This one could go in so many directions for me, ugh! I have actually been thinking about what I was going to write on here for the last few days and it has kinda got me stressed out. Oh well guess I will just dive right in.
So when I first started thinking about this I was like, so my first love would have been in elementary school, and it was TJ Wickman. I know I know for those of you Midway folks but yes it was him....and then the week changed and there was someone new on the playground to chase :) So the first, chase me on the playground, write all over my notebook kinda of love was TJ.
Then jr high and high school came and I really didn't date anyone. I would like someone for a while and then we would start talking and then I was over it. Nothing lasted more than a few months until my crush was someone new. Looking back on it now, I hate the fact that I would do that. I just thought that the next guy would be the one that I would REALLY like and the one that I would want to spend more time with but it never happened. I was never content so I never really had a first love in high school.
Once college came I did meet someone and I did fall in love with him. He was my first love...or so I thought. The love I had for him was just on the surface, and didn't go much further than that. We rushed into a lot of things and because of that things ended in heart break. We did care a lot about each other and there was love there but now I see the difference.

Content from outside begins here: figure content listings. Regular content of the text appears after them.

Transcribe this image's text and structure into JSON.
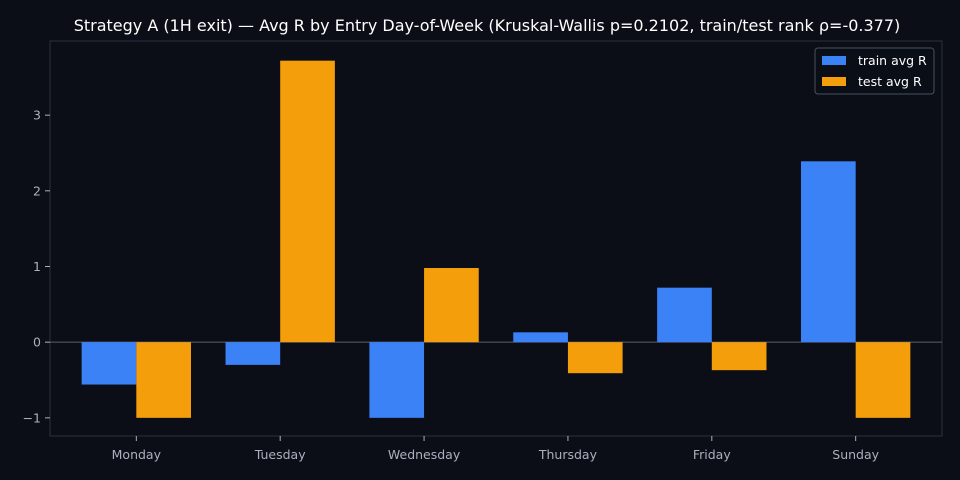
{
  "chart_data": {
    "type": "bar",
    "title": "Strategy A (1H exit) — Avg R by Entry Day-of-Week (Kruskal-Wallis p=0.2102, train/test rank ρ=-0.377)",
    "xlabel": "",
    "ylabel": "",
    "categories": [
      "Monday",
      "Tuesday",
      "Wednesday",
      "Thursday",
      "Friday",
      "Sunday"
    ],
    "series": [
      {
        "name": "train avg R",
        "color": "#3b82f6",
        "values": [
          -0.56,
          -0.3,
          -1.0,
          0.13,
          0.72,
          2.39
        ]
      },
      {
        "name": "test avg R",
        "color": "#f59e0b",
        "values": [
          -1.0,
          3.72,
          0.98,
          -0.41,
          -0.37,
          -1.0
        ]
      }
    ],
    "ylim": [
      -1.24,
      3.98
    ],
    "yticks": [
      -1,
      0,
      1,
      2,
      3
    ],
    "ytick_labels": [
      "−1",
      "0",
      "1",
      "2",
      "3"
    ],
    "grid": false,
    "legend": {
      "position": "top-right"
    },
    "colors": {
      "background": "#0b0e17",
      "axes_border": "#2a3040",
      "zero_line": "#5a6070",
      "text": "#ffffff",
      "tick_text": "#aab0bf"
    }
  }
}
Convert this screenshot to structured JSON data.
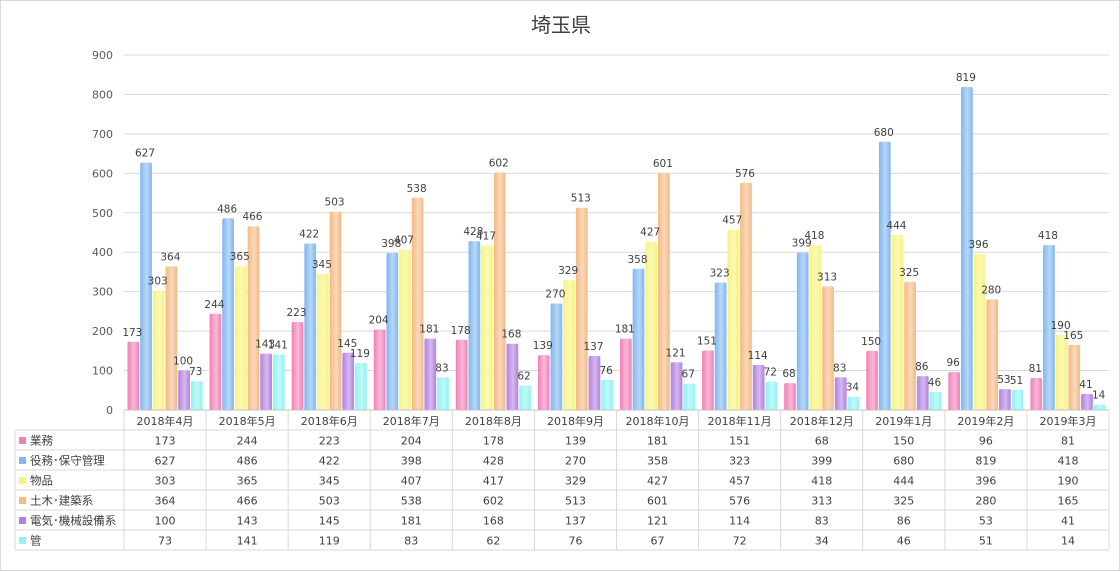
{
  "chart_data": {
    "type": "bar",
    "title": "埼玉県",
    "categories": [
      "2018年4月",
      "2018年5月",
      "2018年6月",
      "2018年7月",
      "2018年8月",
      "2018年9月",
      "2018年10月",
      "2018年11月",
      "2018年12月",
      "2019年1月",
      "2019年2月",
      "2019年3月"
    ],
    "ylim": [
      0,
      900
    ],
    "yticks": [
      "0",
      "100",
      "200",
      "300",
      "400",
      "500",
      "600",
      "700",
      "800",
      "900"
    ],
    "grid": true,
    "legend": "data-table",
    "series": [
      {
        "name": "業務",
        "color": "#f27fb8",
        "values": [
          173,
          244,
          223,
          204,
          178,
          139,
          181,
          151,
          68,
          150,
          96,
          81
        ]
      },
      {
        "name": "役務･保守管理",
        "color": "#7fb7ef",
        "values": [
          627,
          486,
          422,
          398,
          428,
          270,
          358,
          323,
          399,
          680,
          819,
          418
        ]
      },
      {
        "name": "物品",
        "color": "#f7f37e",
        "values": [
          303,
          365,
          345,
          407,
          417,
          329,
          427,
          457,
          418,
          444,
          396,
          190
        ]
      },
      {
        "name": "土木･建築系",
        "color": "#f4b984",
        "values": [
          364,
          466,
          503,
          538,
          602,
          513,
          601,
          576,
          313,
          325,
          280,
          165
        ]
      },
      {
        "name": "電気･機械設備系",
        "color": "#b37fe0",
        "values": [
          100,
          143,
          145,
          181,
          168,
          137,
          121,
          114,
          83,
          86,
          53,
          41
        ]
      },
      {
        "name": "管",
        "color": "#8ff3f3",
        "values": [
          73,
          141,
          119,
          83,
          62,
          76,
          67,
          72,
          34,
          46,
          51,
          14
        ]
      }
    ]
  }
}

Which brings us to now, my first and last love. My husband is the man that I can truly say is my first true love. He is the man that comforts me when I am sad, he laughs with me, cries with me, listens to me complain about stupid crap and more. The love I have for him is not even comparable to any other love I have had in my life and because of that I know that this is love. I know it might be cheesy for me to say he is my first true love but its how I feel. He has it all...I would chase him on the playground if we were kids, I would want him to be the guy I found in high school that stuck around after a few months, and he is the guy I found after college that I love on a much deeper level than I ever thought possible. Its the type of love that no matter what is going on in my life he is my rock, my comfort, my voice and more. That to me is my first love, the love that last no matter what, the type of love that makes me want to be a better person.